In one ep. an immortal Nazi war criminal is punished by some French loyalists by being dumped into the Seine in chains (they apparently knew he was an Immortal but figured death was too good for him0. It wasn’t firmly established whether he was in a coma-like state for 50 years, or if he drifted in and out of consciousness all the while. When inadvertently fished out he was pissed, tho.

I only saw the first movie and a scattering of shows from the series so there may be a nuance I’m missing, but why would Connor insist on being the one beheaded? If Duncan+Connor is enough to take out Big Bad, then Connor+Duncan ought to be, too. Even if the one gets all the knowledge, experience, and power of the other, it seems to me that Connor would be a better bet because he’s got 200 to 300 years on Duncan. More experience fighting, more experience assimilating a new Quickening, and less to assimilate so he’d probably take less time to integrate everything.

I think at the time that Connor was weary of fighting all the time and just wanted to be in peace. The whole plot was pretty whacked out, because they did some pretty screwy math. Supposedly the big bad had killed something like 1200 immortals, making him the baddest dude around. Connor and Duncan had, together, killed a total of about 1200 or so, which in the movie was supposed to make them equal if one killed the other, right? The math looks good on the face of it, except you realize that teh big bad has probably killed some immortals with several hundred kills to their names, too…so it’s nearly impossile to get a real feel for how much power each really has.

Anyhow, its too bad that the story got such hack treatment. The first movie was pretty good, but unfortunately they just wanted some quick and easy way to continue to cash in on the premise.

I saw the movie in the Theater in '86, it was a direct and prodigious follow-up, cloud rider, to the Terminator… there was a time in the 80’s when anything was possible… just look at Red Dawn if you want a zeitgeist. It was the sensibilities of the Octagon with some phantasm creativity. If you Want to do a double feature… with binary progression and a modern filmfest… Christopher Lambert and The Highlander Movie and Jet Li in 2001’s The One. Revamp and blatant premise stealer.

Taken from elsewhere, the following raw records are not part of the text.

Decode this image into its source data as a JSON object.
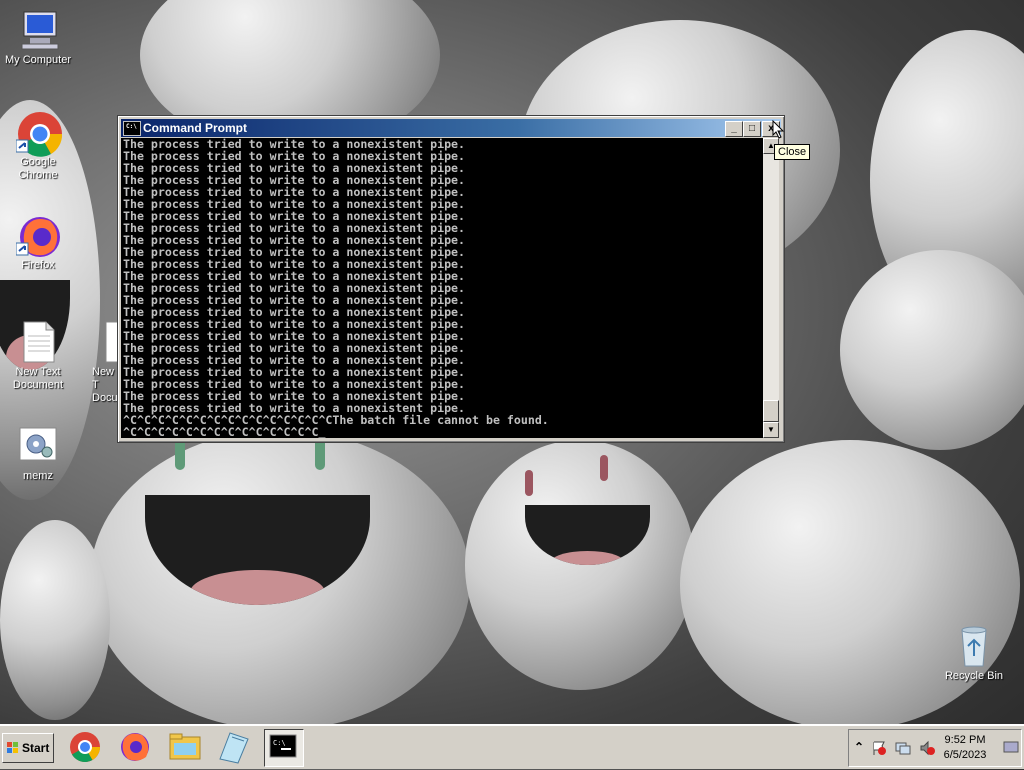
{
  "desktop": {
    "icons": [
      {
        "label": "My Computer"
      },
      {
        "label": "Google Chrome"
      },
      {
        "label": "Firefox"
      },
      {
        "label": "New Text Document"
      },
      {
        "label": "New T Docum"
      },
      {
        "label": "memz"
      },
      {
        "label": "Recycle Bin"
      }
    ]
  },
  "window": {
    "title": "Command Prompt",
    "minimize": "_",
    "maximize": "□",
    "close": "x",
    "tooltip": "Close",
    "console_lines": [
      "The process tried to write to a nonexistent pipe.",
      "The process tried to write to a nonexistent pipe.",
      "The process tried to write to a nonexistent pipe.",
      "The process tried to write to a nonexistent pipe.",
      "The process tried to write to a nonexistent pipe.",
      "The process tried to write to a nonexistent pipe.",
      "The process tried to write to a nonexistent pipe.",
      "The process tried to write to a nonexistent pipe.",
      "The process tried to write to a nonexistent pipe.",
      "The process tried to write to a nonexistent pipe.",
      "The process tried to write to a nonexistent pipe.",
      "The process tried to write to a nonexistent pipe.",
      "The process tried to write to a nonexistent pipe.",
      "The process tried to write to a nonexistent pipe.",
      "The process tried to write to a nonexistent pipe.",
      "The process tried to write to a nonexistent pipe.",
      "The process tried to write to a nonexistent pipe.",
      "The process tried to write to a nonexistent pipe.",
      "The process tried to write to a nonexistent pipe.",
      "The process tried to write to a nonexistent pipe.",
      "The process tried to write to a nonexistent pipe.",
      "The process tried to write to a nonexistent pipe.",
      "The process tried to write to a nonexistent pipe.",
      "^C^C^C^C^C^C^C^C^C^C^C^C^C^C^CThe batch file cannot be found.",
      "^C^C^C^C^C^C^C^C^C^C^C^C^C^C"
    ]
  },
  "taskbar": {
    "start_label": "Start",
    "items": [
      "chrome-icon",
      "firefox-icon",
      "folder-icon",
      "notepad-icon",
      "cmd-icon"
    ],
    "tray": {
      "time": "9:52 PM",
      "date": "6/5/2023"
    }
  },
  "colors": {
    "titlebar": "#0a246a",
    "console_bg": "#000000",
    "console_fg": "#c0c0c0",
    "taskbar": "#d4d0c8"
  }
}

The whole thing about absorbing the power of the people you kill, along with the power of all the ones THEY had killed, never really made sense. Yet another one of those plot points that had to be glossed over for the sake of making a workable series.

This.

Seasons one and two were my favorites, but the others up until the 2nd half of six were still worth watching.

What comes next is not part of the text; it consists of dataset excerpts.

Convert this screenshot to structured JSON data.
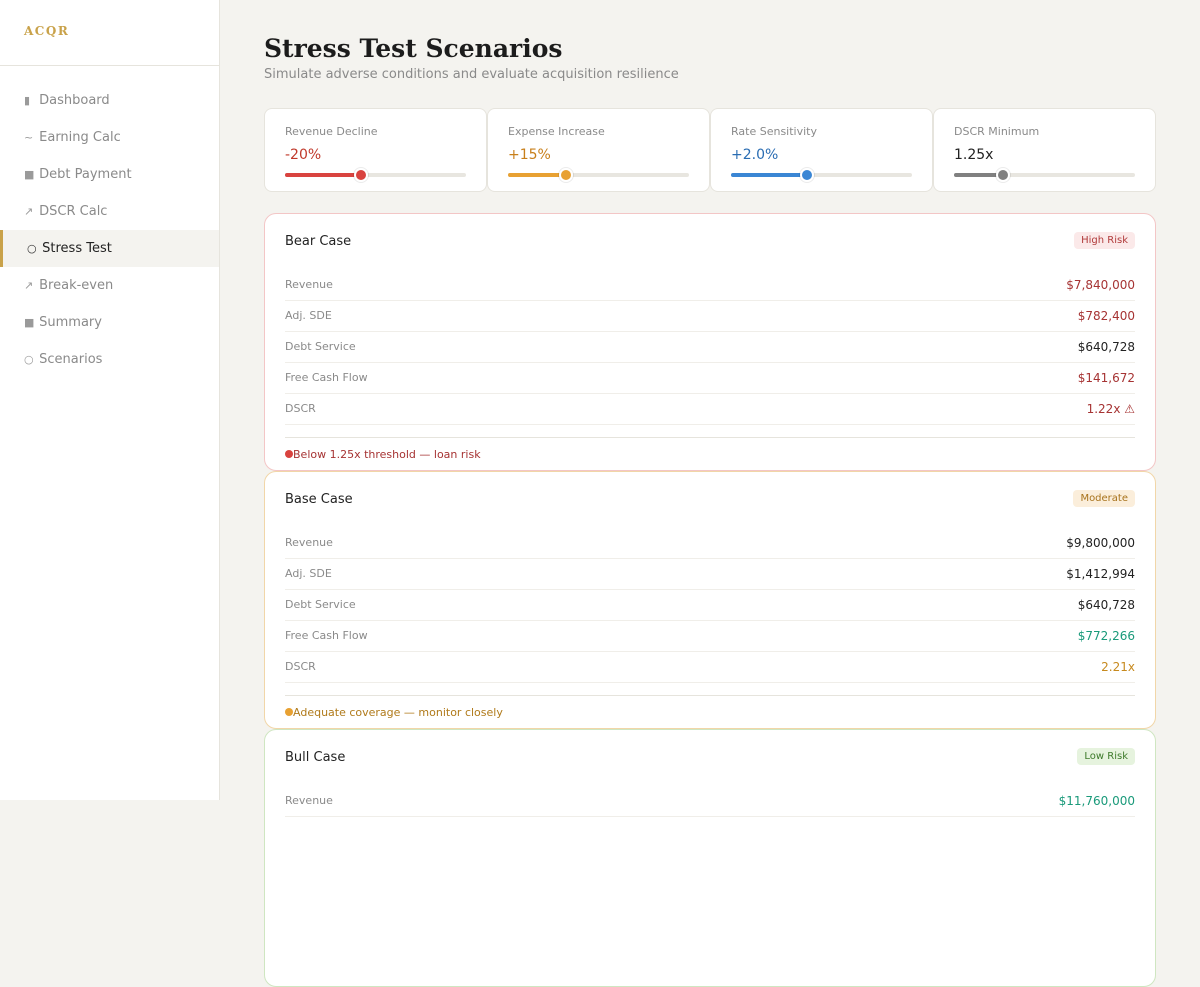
{
  "app": {
    "logo": "ACQR"
  },
  "sidebar": {
    "items": [
      {
        "icon": "▮",
        "label": "Dashboard",
        "active": false
      },
      {
        "icon": "~",
        "label": "Earning Calc",
        "active": false
      },
      {
        "icon": "■",
        "label": "Debt Payment",
        "active": false
      },
      {
        "icon": "↗",
        "label": "DSCR Calc",
        "active": false
      },
      {
        "icon": "○",
        "label": "Stress Test",
        "active": true
      },
      {
        "icon": "↗",
        "label": "Break-even",
        "active": false
      },
      {
        "icon": "■",
        "label": "Summary",
        "active": false
      },
      {
        "icon": "○",
        "label": "Scenarios",
        "active": false
      }
    ]
  },
  "page": {
    "title": "Stress Test Scenarios",
    "subtitle": "Simulate adverse conditions and evaluate acquisition resilience"
  },
  "sliders": [
    {
      "label": "Revenue Decline",
      "value": "-20%",
      "fraction": 0.42,
      "color": "#d9433f",
      "value_color": "#c0392b"
    },
    {
      "label": "Expense Increase",
      "value": "+15%",
      "fraction": 0.32,
      "color": "#e8a132",
      "value_color": "#c87f1a"
    },
    {
      "label": "Rate Sensitivity",
      "value": "+2.0%",
      "fraction": 0.42,
      "color": "#3a86d4",
      "value_color": "#2a6db3"
    },
    {
      "label": "DSCR Minimum",
      "value": "1.25x",
      "fraction": 0.27,
      "color": "#808080",
      "value_color": "#222222"
    }
  ],
  "scenarios": [
    {
      "name": "Bear Case",
      "badge": "High Risk",
      "badge_bg": "#fbe9e9",
      "badge_color": "#b03a3a",
      "border": "#f3c6c6",
      "rows": [
        {
          "label": "Revenue",
          "value": "$7,840,000",
          "color": "#a63333"
        },
        {
          "label": "Adj. SDE",
          "value": "$782,400",
          "color": "#a63333"
        },
        {
          "label": "Debt Service",
          "value": "$640,728",
          "color": "#222222"
        },
        {
          "label": "Free Cash Flow",
          "value": "$141,672",
          "color": "#a63333"
        },
        {
          "label": "DSCR",
          "value": "1.22x ⚠",
          "color": "#a63333"
        }
      ],
      "note": "Below 1.25x threshold — loan risk",
      "note_color": "#a63333",
      "dot_color": "#d9433f"
    },
    {
      "name": "Base Case",
      "badge": "Moderate",
      "badge_bg": "#fbeedb",
      "badge_color": "#a8731c",
      "border": "#f1d6a8",
      "rows": [
        {
          "label": "Revenue",
          "value": "$9,800,000",
          "color": "#222222"
        },
        {
          "label": "Adj. SDE",
          "value": "$1,412,994",
          "color": "#222222"
        },
        {
          "label": "Debt Service",
          "value": "$640,728",
          "color": "#222222"
        },
        {
          "label": "Free Cash Flow",
          "value": "$772,266",
          "color": "#1a9a7a"
        },
        {
          "label": "DSCR",
          "value": "2.21x",
          "color": "#c78a1f"
        }
      ],
      "note": "Adequate coverage — monitor closely",
      "note_color": "#b07a1a",
      "dot_color": "#e8a132"
    },
    {
      "name": "Bull Case",
      "badge": "Low Risk",
      "badge_bg": "#e6f3de",
      "badge_color": "#3d7a2a",
      "border": "#cfe6c1",
      "rows": [
        {
          "label": "Revenue",
          "value": "$11,760,000",
          "color": "#1a9a7a"
        }
      ],
      "note": "",
      "note_color": "#3d7a2a",
      "dot_color": "#5aa83a"
    }
  ]
}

Highlander meant for me that good Friday night TV on FOX was over for the evening. It always came on after The X-Files and I knew everything was going to be downhill after that.

Naw. Connor & Duncan had both probably killed other Immortals with hundreds of kills, too. Did they ever explain how the Immortals knew how much power each had? It can’t be based on head count.

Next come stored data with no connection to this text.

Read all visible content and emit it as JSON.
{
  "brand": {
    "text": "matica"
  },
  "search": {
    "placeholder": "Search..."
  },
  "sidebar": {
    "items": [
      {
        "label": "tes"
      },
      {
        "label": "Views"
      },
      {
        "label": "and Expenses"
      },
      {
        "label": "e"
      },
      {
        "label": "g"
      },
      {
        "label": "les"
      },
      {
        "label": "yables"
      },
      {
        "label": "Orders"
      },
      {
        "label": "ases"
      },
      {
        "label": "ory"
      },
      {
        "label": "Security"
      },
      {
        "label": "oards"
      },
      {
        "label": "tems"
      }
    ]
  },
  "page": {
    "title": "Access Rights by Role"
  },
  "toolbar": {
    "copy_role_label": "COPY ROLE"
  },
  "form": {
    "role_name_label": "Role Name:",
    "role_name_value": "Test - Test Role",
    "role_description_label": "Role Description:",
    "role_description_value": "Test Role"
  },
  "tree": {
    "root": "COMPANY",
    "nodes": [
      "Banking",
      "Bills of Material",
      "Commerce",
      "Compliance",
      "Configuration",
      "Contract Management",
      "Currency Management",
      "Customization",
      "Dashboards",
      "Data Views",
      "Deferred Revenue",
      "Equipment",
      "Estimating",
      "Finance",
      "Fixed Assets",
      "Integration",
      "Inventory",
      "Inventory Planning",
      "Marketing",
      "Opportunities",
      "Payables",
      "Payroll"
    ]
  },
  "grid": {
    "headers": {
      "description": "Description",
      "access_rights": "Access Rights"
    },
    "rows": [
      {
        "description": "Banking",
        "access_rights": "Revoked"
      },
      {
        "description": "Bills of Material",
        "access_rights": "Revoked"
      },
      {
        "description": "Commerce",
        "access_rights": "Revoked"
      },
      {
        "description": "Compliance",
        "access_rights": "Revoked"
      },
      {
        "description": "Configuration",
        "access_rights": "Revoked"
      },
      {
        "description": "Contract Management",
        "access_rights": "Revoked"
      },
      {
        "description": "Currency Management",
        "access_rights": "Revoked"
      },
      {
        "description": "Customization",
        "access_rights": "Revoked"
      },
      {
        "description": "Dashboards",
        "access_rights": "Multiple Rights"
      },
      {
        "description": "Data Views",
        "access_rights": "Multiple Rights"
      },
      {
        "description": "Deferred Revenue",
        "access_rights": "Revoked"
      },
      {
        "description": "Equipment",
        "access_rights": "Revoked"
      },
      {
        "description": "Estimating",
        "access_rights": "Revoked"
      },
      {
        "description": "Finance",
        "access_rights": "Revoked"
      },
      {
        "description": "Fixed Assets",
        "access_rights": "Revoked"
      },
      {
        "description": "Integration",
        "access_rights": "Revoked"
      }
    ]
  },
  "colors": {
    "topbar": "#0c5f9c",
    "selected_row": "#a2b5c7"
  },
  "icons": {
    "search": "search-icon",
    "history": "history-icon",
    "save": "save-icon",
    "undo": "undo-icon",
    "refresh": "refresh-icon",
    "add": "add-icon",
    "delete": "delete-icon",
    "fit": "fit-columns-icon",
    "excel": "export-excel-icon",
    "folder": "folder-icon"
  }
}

What I don’t understand is why the number of kills would matter in the first place. Those fights don’t seem to be won with power, they appear to be won with skill in armed and unarmed combat and luck.

I can see where getting the experience of the dead Immortals would be helpful, but did any of them ever do anything with all this power they absorb? Or do they just walk around like huge capacitors until someone lops their head off and they discharge spectacularly?

I just watched the first two on my Roku via Netflix.

Wow, Richard Moll is a bad actor.

The second one centered on Richie finding his mom and dad. Boy was that dull.

I recall hearing that outside the states more skin was shown by Tessa and others - was that true or just fanboy-wishful-thinking?

I remember watching the show in France (one of the co-producers), it aired every day (dont ask, only recently have the French realized that you dont air a weekly show every day) at around 6 pm, and was always agreably surprised by the “sex scenes” (and it’s France we’re talking about, we dont blip out curse words, nor blur boobs). It was “raunchier” that your average US series by far, so I wouldnt be surprised if the American version was censored on that aspect.